Mouikey Mon 26-Sep-16 13:26:57

Huskies are notorious Houdini characters so I'm surprised he hasn't escaped (yet!!). It's kind that you would consider walking him, maybe talk with them and ask if you could walk with one of them a couple of times. I wouldn't let it off the lead because it might zoom off never to be seen again (and that would cause even more problems!)

NavyandWhite Mon 26-Sep-16 13:27:56

Makes me SO angry people having dogs ( especially working type ) and neglecting them.

Don't get involved. Huskies are hard work and cannot be let of the lead, it will pull you over too.

Report them for the noise first off. Maybe ring rspca to log complaint but I don't think they will do anything.

MamaMoose1 Mon 26-Sep-16 13:29:50

The RSPCA won't do anything even if you report them, as long as it has shelter and food and doesn't have any signs of neglect, they are powerless to do anything. I had neighbours like these before too, but they weren't polite. I think walking the dog would definitely benefit the poor dog socially and mentally, but I wouldn't allow the dog of the lead.

Maxwellthecat Mon 26-Sep-16 13:36:56

It's not outside and it's well fed etc so I doubt the rspca will be bothered at all, it's just the howling, I can't relax it sounds so sad and it's literally all the time.
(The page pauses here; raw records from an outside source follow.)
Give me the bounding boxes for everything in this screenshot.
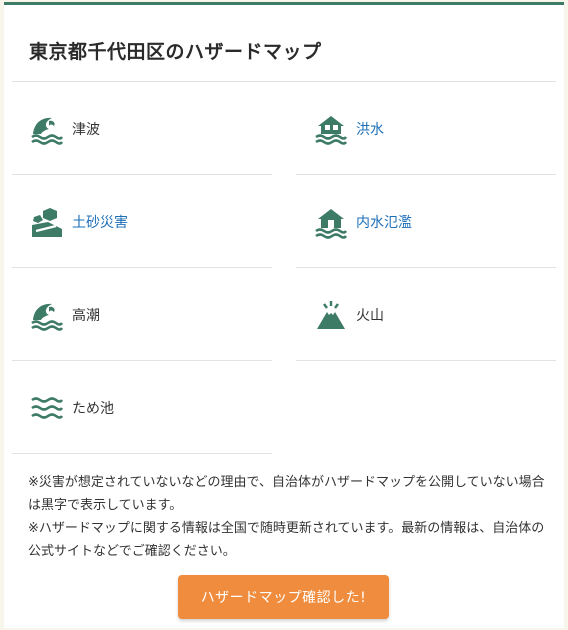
inland-flood-icon — [314, 205, 348, 239]
hazard-label[interactable]: 内水氾濫 — [356, 212, 412, 232]
hazard-item-volcano: 火山 — [296, 269, 556, 361]
notes: ※災害が想定されていないなどの理由で、自治体がハザードマップを公開していない場合… — [28, 471, 548, 563]
volcano-icon — [314, 298, 348, 332]
hazard-label[interactable]: 洪水 — [356, 119, 384, 139]
hazard-item-reservoir: ため池 — [12, 362, 272, 454]
note-updates: ※ハザードマップに関する情報は全国で随時更新されています。最新の情報は、自治体の… — [28, 521, 545, 559]
hazard-item-inland-flood[interactable]: 内水氾濫 — [296, 176, 556, 268]
hazard-item-tsunami: 津波 — [12, 83, 272, 175]
reservoir-icon — [30, 391, 64, 425]
page-title: 東京都千代田区のハザードマップ — [29, 41, 322, 63]
hazard-item-storm-surge: 高潮 — [12, 269, 272, 361]
storm-surge-icon — [30, 298, 64, 332]
hazard-label: ため池 — [72, 401, 114, 417]
hazard-label: 高潮 — [72, 308, 100, 324]
flood-icon — [314, 112, 348, 146]
divider — [12, 81, 556, 82]
note-unpublished: ※災害が想定されていないなどの理由で、自治体がハザードマップを公開していない場合… — [28, 475, 545, 513]
confirm-button[interactable]: ハザードマップ確認した! — [178, 575, 389, 619]
hazard-label[interactable]: 土砂災害 — [72, 212, 128, 232]
tsunami-icon — [30, 112, 64, 146]
hazard-item-landslide[interactable]: 土砂災害 — [12, 176, 272, 268]
hazard-item-flood[interactable]: 洪水 — [296, 83, 556, 175]
landslide-icon — [30, 205, 64, 239]
hazard-map-card: 東京都千代田区のハザードマップ 津波 洪水 土砂災害 内水氾濫 高潮 火山 ため… — [4, 2, 564, 628]
hazard-label: 火山 — [356, 308, 384, 324]
hazard-label: 津波 — [72, 122, 100, 138]
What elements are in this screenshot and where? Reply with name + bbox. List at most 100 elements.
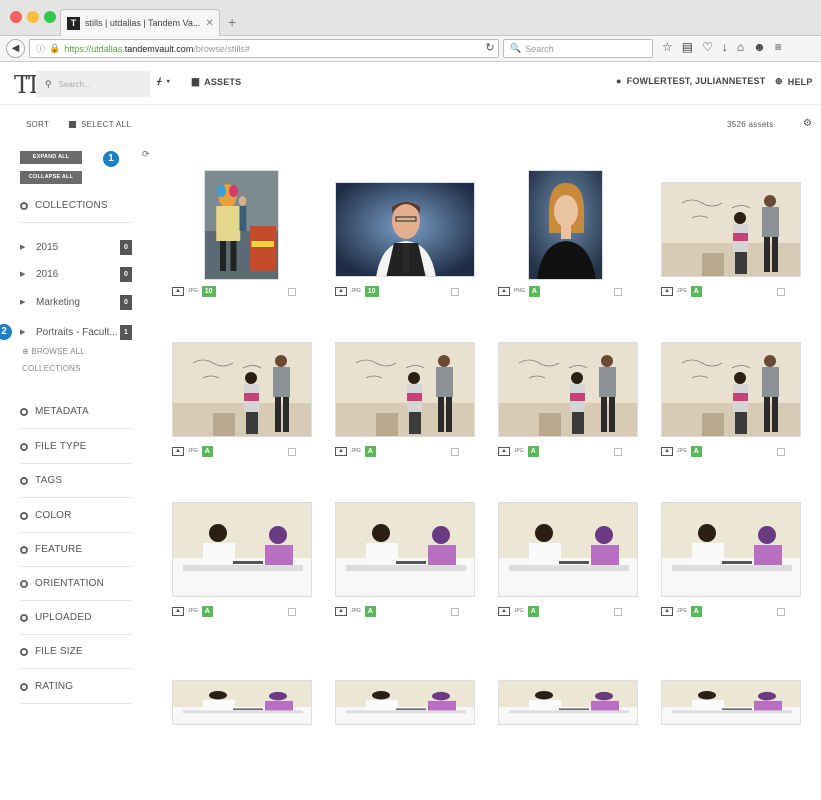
filter-section-feature[interactable]: FEATURE — [20, 533, 132, 567]
asset-card[interactable] — [158, 640, 312, 800]
collection-item-marketing[interactable]: ▶ Marketing 0 — [20, 292, 132, 312]
asset-thumbnail[interactable] — [335, 182, 475, 277]
filter-section-uploaded[interactable]: UPLOADED — [20, 601, 132, 635]
assets-nav-link[interactable]: ▆ ASSETS — [192, 76, 241, 87]
filter-section-rating[interactable]: RATING — [20, 670, 132, 704]
pocket-icon[interactable]: ♡ — [702, 40, 713, 58]
asset-thumbnail[interactable] — [335, 342, 475, 437]
asset-card[interactable]: ▲ JPG A — [647, 320, 801, 480]
refresh-icon[interactable]: ⟳ — [142, 149, 150, 160]
asset-card[interactable]: ▲ JPG A — [484, 480, 638, 640]
maximize-window-icon[interactable] — [44, 11, 56, 23]
asset-thumbnail[interactable] — [528, 170, 603, 280]
plus-circle-icon: ⊕ — [22, 347, 29, 356]
filter-section-orientation[interactable]: ORIENTATION — [20, 567, 132, 601]
sort-button[interactable]: SORT — [26, 120, 49, 129]
asset-select-checkbox[interactable] — [777, 448, 785, 456]
asset-thumbnail[interactable] — [661, 182, 801, 277]
filter-section-file-type[interactable]: FILE TYPE — [20, 430, 132, 464]
asset-card[interactable]: ▲ JPG A — [647, 160, 801, 320]
filter-section-color[interactable]: COLOR — [20, 499, 132, 533]
asset-select-checkbox[interactable] — [614, 608, 622, 616]
asset-select-checkbox[interactable] — [288, 448, 296, 456]
bookmark-star-icon[interactable]: ☆ — [662, 40, 673, 58]
collapse-all-button[interactable]: COLLAPSE ALL — [20, 171, 82, 184]
asset-select-checkbox[interactable] — [451, 608, 459, 616]
image-file-icon: ▲ — [335, 446, 347, 456]
download-icon[interactable]: ↓ — [722, 40, 728, 58]
asset-select-checkbox[interactable] — [288, 608, 296, 616]
asset-select-checkbox[interactable] — [288, 288, 296, 296]
reading-list-icon[interactable]: ▤ — [682, 40, 693, 58]
asset-card[interactable]: ▲ JPG 10 — [321, 160, 475, 320]
circle-bullet-icon — [20, 511, 28, 520]
new-tab-icon[interactable]: + — [228, 14, 236, 30]
tandem-vault-logo[interactable]: TT — [14, 71, 42, 99]
asset-thumbnail[interactable] — [204, 170, 279, 280]
callout-badge-2: 2 — [0, 324, 12, 340]
asset-card[interactable] — [484, 640, 638, 800]
asset-card[interactable] — [647, 640, 801, 800]
asset-select-checkbox[interactable] — [614, 448, 622, 456]
asset-thumbnail[interactable] — [172, 342, 312, 437]
filter-section-metadata[interactable]: METADATA — [20, 395, 132, 429]
asset-thumbnail[interactable] — [498, 342, 638, 437]
asset-card[interactable] — [321, 640, 475, 800]
select-all-button[interactable]: SELECT ALL — [69, 120, 131, 129]
asset-thumbnail[interactable] — [498, 502, 638, 597]
address-bar[interactable]: ⓘ 🔒 https://utdallas. tandemvault.com/bro… — [29, 39, 499, 58]
help-link[interactable]: ⊕ HELP — [775, 76, 813, 87]
search-icon: 🔍 — [510, 43, 522, 53]
asset-select-checkbox[interactable] — [614, 288, 622, 296]
asset-select-checkbox[interactable] — [777, 288, 785, 296]
asset-select-checkbox[interactable] — [451, 448, 459, 456]
asset-thumbnail[interactable] — [335, 680, 475, 725]
asset-card[interactable]: ▲ JPG A — [647, 480, 801, 640]
asset-card[interactable]: ▲ JPG A — [321, 480, 475, 640]
asset-thumbnail[interactable] — [335, 502, 475, 597]
minimize-window-icon[interactable] — [27, 11, 39, 23]
asset-select-checkbox[interactable] — [777, 608, 785, 616]
asset-card[interactable]: ▲ JPG A — [158, 320, 312, 480]
asset-thumbnail[interactable] — [661, 680, 801, 725]
asset-thumbnail[interactable] — [172, 502, 312, 597]
settings-gear-icon[interactable]: ⚙ — [803, 118, 812, 129]
filter-section-file-size[interactable]: FILE SIZE — [20, 635, 132, 669]
asset-card[interactable]: ▲ JPG A — [484, 320, 638, 480]
reload-icon[interactable]: ↻ — [481, 39, 499, 58]
asset-card[interactable]: ▲ JPG A — [321, 320, 475, 480]
browse-all-collections-link[interactable]: ⊕ BROWSE ALL COLLECTIONS — [22, 343, 122, 377]
collection-item-2015[interactable]: ▶ 2015 0 — [20, 237, 132, 257]
asset-search-input[interactable]: ⚲ Search... — [36, 71, 150, 97]
close-window-icon[interactable] — [10, 11, 22, 23]
asset-card[interactable]: ▲ JPG A — [158, 480, 312, 640]
asset-thumbnail[interactable] — [661, 342, 801, 437]
chat-icon[interactable]: ☻ — [753, 40, 766, 58]
asset-card[interactable]: ▲ PNG A — [484, 160, 634, 320]
user-menu[interactable]: ● FOWLERTEST, JULIANNETEST — [616, 76, 765, 86]
asset-thumbnail[interactable] — [172, 680, 312, 725]
filter-label: COLOR — [35, 510, 72, 521]
browser-search-input[interactable]: 🔍 Search — [503, 39, 653, 58]
info-icon[interactable]: ⓘ — [36, 42, 45, 55]
filter-section-tags[interactable]: TAGS — [20, 464, 132, 498]
collection-label: Portraits - Facult... — [36, 326, 118, 338]
asset-thumbnail[interactable] — [661, 502, 801, 597]
asset-select-checkbox[interactable] — [451, 288, 459, 296]
menu-icon[interactable]: ≡ — [775, 40, 782, 58]
collections-section[interactable]: COLLECTIONS — [20, 189, 132, 223]
asset-thumbnail[interactable] — [498, 680, 638, 725]
version-badge: A — [690, 605, 702, 617]
back-arrow-icon[interactable]: ◀ — [6, 39, 25, 58]
browser-toolbar-icons: ☆ ▤ ♡ ↓ ⌂ ☻ ≡ — [662, 40, 782, 58]
expand-all-button[interactable]: EXPAND ALL — [20, 151, 82, 164]
collection-item-2016[interactable]: ▶ 2016 0 — [20, 264, 132, 284]
close-tab-icon[interactable]: ✕ — [205, 18, 213, 29]
asset-card[interactable]: ▲ JPG 10 — [158, 160, 308, 320]
circle-bullet-icon — [20, 442, 28, 451]
browser-tab[interactable]: T stills | utdallas | Tandem Va... ✕ — [60, 9, 220, 36]
sitemap-menu[interactable]: ᚋ ▾ — [157, 76, 170, 87]
home-icon[interactable]: ⌂ — [737, 40, 744, 58]
collection-item-portraits[interactable]: ▶ Portraits - Facult... 1 — [20, 322, 132, 342]
version-badge: A — [527, 445, 539, 457]
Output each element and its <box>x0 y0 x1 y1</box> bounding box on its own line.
RiverTam Mon 26-Sep-16 13:45:20

I have nothing to help re the dog but you're very dismissive of your DH's feelings with regard to the neighbours. Just because you don't have an issue doesn't mean he can't feel how he does, and if he does feel spooked by them it's a problem. Imagine if a man was so dismissive of his DW's concerns? TBH they sound like a bloody nightmare even without the poor howling dog. I thought that huskies were working pack animals so keeping one singly and not walking/working it a lot is very cruel.

Maxwellthecat Mon 26-Sep-16 14:02:49

Oh I didn't mean to sound dismissive of dh's feelings, he thought it was hilarious about his slippers. He's not intimidated by them, I meant spooked in the way that he comes from a very wealthy neighbourhood and didn't understand the way they were hanging about. He gets annoyed by the way they don't keep their garden tidy (it's horrific with a rotting trampoline and loads of dog shite!) I just don't think he's ever encountered people like this. I'm far more laid back with the view that they have different priorities to us and we're better off buying a massive fence and ignoring it than wasting energy fighting them.
I grew up in a rough council estate with a single mam and our lives were made hell by a gang of lads and I just don't think it's worth it.